Bush Camp Split on Anti-Terror Policy

Share
TIMES STAFF WRITERS

In a split that underscores two rival worldviews, the Bush administration is arguing over the extent of the new U.S. war on terrorism--and whether Washington should use its military might for a more expansive war well beyond the immediate problem of Osama bin Laden’s Al Qaeda network and its patrons.

The policy divide, the most serious to date within the young administration of President Bush, has played out most visibly on the decade-old challenge of Iraq and, to a lesser degree, other state sponsors of terrorism, according to administration and other well-placed sources. And in what is becoming a hallmark of the Bush foreign-policy team, it pits the views of the nation’s top diplomat, Secretary of State Colin L. Powell, against the Pentagon’s key strategist, Deputy Defense Secretary Paul D. Wolfowitz.

During strategy sessions since last week’s attack, Wolfowitz has lobbied passionately for widening the mission to include an aggressive campaign to finally bring down the regime of Iraqi President Saddam Hussein, the sources say--despite certain opposition from allies and world powers such as Russia and China.

Advertisement

“Iraq is unfinished business, and this is an opportunity to finish it.

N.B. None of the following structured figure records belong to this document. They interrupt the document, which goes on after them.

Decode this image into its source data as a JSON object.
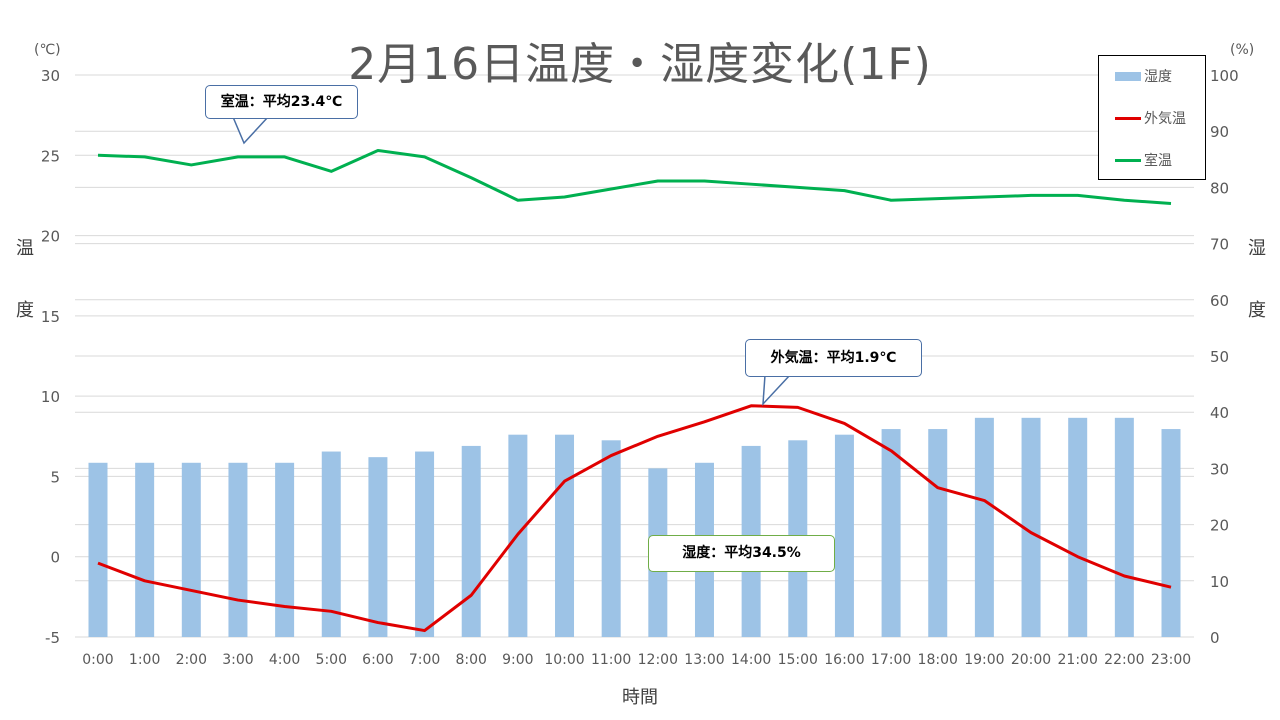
{
  "chart_data": {
    "type": "bar+line",
    "title": "2月16日温度・湿度変化(1F)",
    "xlabel": "時間",
    "ylabel_left": "温度",
    "ylabel_right": "湿度",
    "unit_left": "(℃)",
    "unit_right": "(%)",
    "ylim_left": [
      -5,
      30
    ],
    "ylim_right": [
      0,
      100
    ],
    "yticks_left": [
      "-5",
      "0",
      "5",
      "10",
      "15",
      "20",
      "25",
      "30"
    ],
    "yticks_right": [
      "0",
      "10",
      "20",
      "30",
      "40",
      "50",
      "60",
      "70",
      "80",
      "90",
      "100"
    ],
    "grid": true,
    "legend_position": "top-right",
    "categories": [
      "0:00",
      "1:00",
      "2:00",
      "3:00",
      "4:00",
      "5:00",
      "6:00",
      "7:00",
      "8:00",
      "9:00",
      "10:00",
      "11:00",
      "12:00",
      "13:00",
      "14:00",
      "15:00",
      "16:00",
      "17:00",
      "18:00",
      "19:00",
      "20:00",
      "21:00",
      "22:00",
      "23:00"
    ],
    "series": [
      {
        "name": "湿度",
        "type": "bar",
        "axis": "right",
        "color": "#9dc3e6",
        "values": [
          31,
          31,
          31,
          31,
          31,
          33,
          32,
          33,
          34,
          36,
          36,
          35,
          30,
          31,
          34,
          35,
          36,
          37,
          37,
          39,
          39,
          39,
          39,
          37
        ]
      },
      {
        "name": "外気温",
        "type": "line",
        "axis": "left",
        "color": "#e00000",
        "values": [
          -0.4,
          -1.5,
          -2.1,
          -2.7,
          -3.1,
          -3.4,
          -4.1,
          -4.6,
          -2.4,
          1.4,
          4.7,
          6.3,
          7.5,
          8.4,
          9.4,
          9.3,
          8.3,
          6.6,
          4.3,
          3.5,
          1.5,
          0.0,
          -1.2,
          -1.9
        ]
      },
      {
        "name": "室温",
        "type": "line",
        "axis": "left",
        "color": "#00b050",
        "values": [
          25.0,
          24.9,
          24.4,
          24.9,
          24.9,
          24.0,
          25.3,
          24.9,
          23.6,
          22.2,
          22.4,
          22.9,
          23.4,
          23.4,
          23.2,
          23.0,
          22.8,
          22.2,
          22.3,
          22.4,
          22.5,
          22.5,
          22.2,
          22.0
        ]
      }
    ],
    "annotations": {
      "room": "室温：平均23.4℃",
      "outdoor": "外気温：平均1.9℃",
      "humidity": "湿度：平均34.5%"
    }
  }
}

He and others in the Pentagon have long had a vendetta about getting rid of Saddam and they believe that irrespective of what happened on Sept. 11, he has to be removed,” said a source familiar with the debate who asked to remain anonymous. “They think now’s the moment to push for it again.”

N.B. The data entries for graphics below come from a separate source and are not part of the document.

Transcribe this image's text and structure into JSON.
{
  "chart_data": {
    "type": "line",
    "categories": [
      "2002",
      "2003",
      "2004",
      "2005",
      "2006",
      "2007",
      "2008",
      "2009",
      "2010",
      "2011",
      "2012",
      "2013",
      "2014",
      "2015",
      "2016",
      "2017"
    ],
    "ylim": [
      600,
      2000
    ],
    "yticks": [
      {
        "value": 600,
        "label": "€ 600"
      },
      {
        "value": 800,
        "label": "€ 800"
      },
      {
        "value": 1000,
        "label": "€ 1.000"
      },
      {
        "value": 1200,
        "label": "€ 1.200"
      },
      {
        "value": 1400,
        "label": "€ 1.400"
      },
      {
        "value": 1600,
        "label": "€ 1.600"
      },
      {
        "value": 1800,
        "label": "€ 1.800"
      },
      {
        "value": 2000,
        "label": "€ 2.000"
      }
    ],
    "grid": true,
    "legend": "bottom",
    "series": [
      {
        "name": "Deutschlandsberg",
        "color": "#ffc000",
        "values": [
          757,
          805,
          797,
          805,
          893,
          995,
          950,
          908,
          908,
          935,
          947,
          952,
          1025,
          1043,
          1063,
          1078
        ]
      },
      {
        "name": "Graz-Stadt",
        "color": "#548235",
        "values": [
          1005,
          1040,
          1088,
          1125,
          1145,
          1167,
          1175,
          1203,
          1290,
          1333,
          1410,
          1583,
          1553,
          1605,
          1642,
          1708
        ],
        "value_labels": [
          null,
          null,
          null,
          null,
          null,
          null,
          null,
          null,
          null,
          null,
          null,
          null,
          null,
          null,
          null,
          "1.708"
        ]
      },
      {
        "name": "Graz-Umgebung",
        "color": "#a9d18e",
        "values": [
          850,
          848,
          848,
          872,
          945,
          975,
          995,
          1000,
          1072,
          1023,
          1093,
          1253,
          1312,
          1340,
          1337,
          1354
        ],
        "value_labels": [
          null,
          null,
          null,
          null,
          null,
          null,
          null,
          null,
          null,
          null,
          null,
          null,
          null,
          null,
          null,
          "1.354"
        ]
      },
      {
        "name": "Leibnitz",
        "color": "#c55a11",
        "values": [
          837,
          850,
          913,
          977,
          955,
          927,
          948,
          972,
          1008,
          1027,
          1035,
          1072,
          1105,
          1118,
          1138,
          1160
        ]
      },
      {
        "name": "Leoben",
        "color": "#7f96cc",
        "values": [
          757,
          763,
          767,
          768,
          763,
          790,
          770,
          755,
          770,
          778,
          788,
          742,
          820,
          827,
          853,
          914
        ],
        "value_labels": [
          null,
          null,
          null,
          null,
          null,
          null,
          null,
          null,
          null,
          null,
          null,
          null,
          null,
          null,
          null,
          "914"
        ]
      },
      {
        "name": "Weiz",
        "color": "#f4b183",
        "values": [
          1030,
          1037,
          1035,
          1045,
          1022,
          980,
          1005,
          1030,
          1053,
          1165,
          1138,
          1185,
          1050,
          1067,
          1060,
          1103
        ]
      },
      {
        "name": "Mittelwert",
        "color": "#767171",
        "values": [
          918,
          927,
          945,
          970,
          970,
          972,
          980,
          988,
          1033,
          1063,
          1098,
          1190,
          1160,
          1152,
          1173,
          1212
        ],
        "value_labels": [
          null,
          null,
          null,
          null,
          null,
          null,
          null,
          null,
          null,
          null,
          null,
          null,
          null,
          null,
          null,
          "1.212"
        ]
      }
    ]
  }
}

Powell has maintained that the United States should wage a narrower campaign focused first and foremost on Al Qaeda, a cause for which he can rally--and sustain--strong international cooperation, sources say. The retired four-star general, who orchestrated Operation Desert Storm to oust Iraq from Kuwait in 1991, has also cautioned about the dangers of a wider military engagement with Iraq and other nations on a U.S. list of states that sponsor terrorism.

The debate goes to the heart of differences within the Bush camp on America’s place in the world. Wolfowitz has come to symbolize the “America first” faction that advocates a position of U.S. strength, supremacy and unilateralism--America going it alone, regardless of international sentiment. Powell, in contrast, heads the camp sensitive to U.S. coexistence and cooperation in a globalizing world.

“It’s a seminal battle. One side reflects a fear that America the strong will lose its position because it wasn’t tough enough. The other side says the only way for America to be strong is to work with allies and to carry the weight of world opinion with it rather than try to go it alone,” said Geoffrey Kemp, a National Security Council staffer in the Reagan administration.

Wolfowitz has been the administration’s strongest advocate for toppling Hussein. “This man is a menace. He’s interested in overthrowing his neighbors. He’s interested in acquiring weapons of mass destruction,” he told CNN in July. Pressed on whether the administration would go after the Iraqi leader, Wolfowitz replied, “When we find the right way to do it, I believe we should.”

The news reports that emerged Tuesday suggesting that one of the hijackers met with an Iraqi intelligence agent--and therefore indirectly implicating some role by Baghdad in the attacks--is now widely believed within the administration to have been a leak from a conservative coterie of political appointees allied with Wolfowitz at the Pentagon. The claim was seen as an attempt to keep Iraq on the table after Vice President Dick Cheney said Sunday that the evidence so far points only to Bin Laden and Al Qaeda, not Baghdad.

Advertisement

Around Washington, Wolfowitz and his allies are known as the “string of perles” after Richard Perle, the influential Republican thinker and former Pentagon strategist.

Perle outlined the argument for a broader war on all state sponsors of terrorism in an Op-Ed piece published by Britain’s Daily Telegraph on Monday.

“Those countries that harbor terrorists--that provide the means with which they must destroy innocent civilians--must themselves be destroyed. The war against terrorism is about the war against those regimes. We will not win the war against terror by chasing individual terrorists,” Perle wrote. He specifically named Afghanistan, Iraq, Iran, Libya and Syria as state sponsors.

Powell’s tack is decidedly lower key, and it puts Bin Laden first. “When we have dealt with Al Qaeda, the network, [and] Osama bin Laden, the individual, we will then broaden our campaign to go after other terrorist organizations and forms of terrorism around the world,” Powell said Thursday.

But he has deliberately distanced himself from Wolfowitz’s comments last weekend about “ending” states. On Monday, Powell said the United States hopes “to persuade” states to end support of terrorism. “But I think ‘ending terrorism’ is where I would leave it and let Mr. Wolfowitz speak for himself,” he said.

Other officials say debates and divides between the State Department and the Pentagon are not unusual, especially during crises, because they can be a vital part of policymaking.

Advertisement

“It’s the duty of each party to bring the views of their respective institutions, which have different purposes, to the table. A president always wants to see a range of options--the robust and the not-so-robust. So, some of this is the normal options game, providing the full range of choices,” said a senior U.S. analyst. “It’s normal, even healthy, to have such a debate.”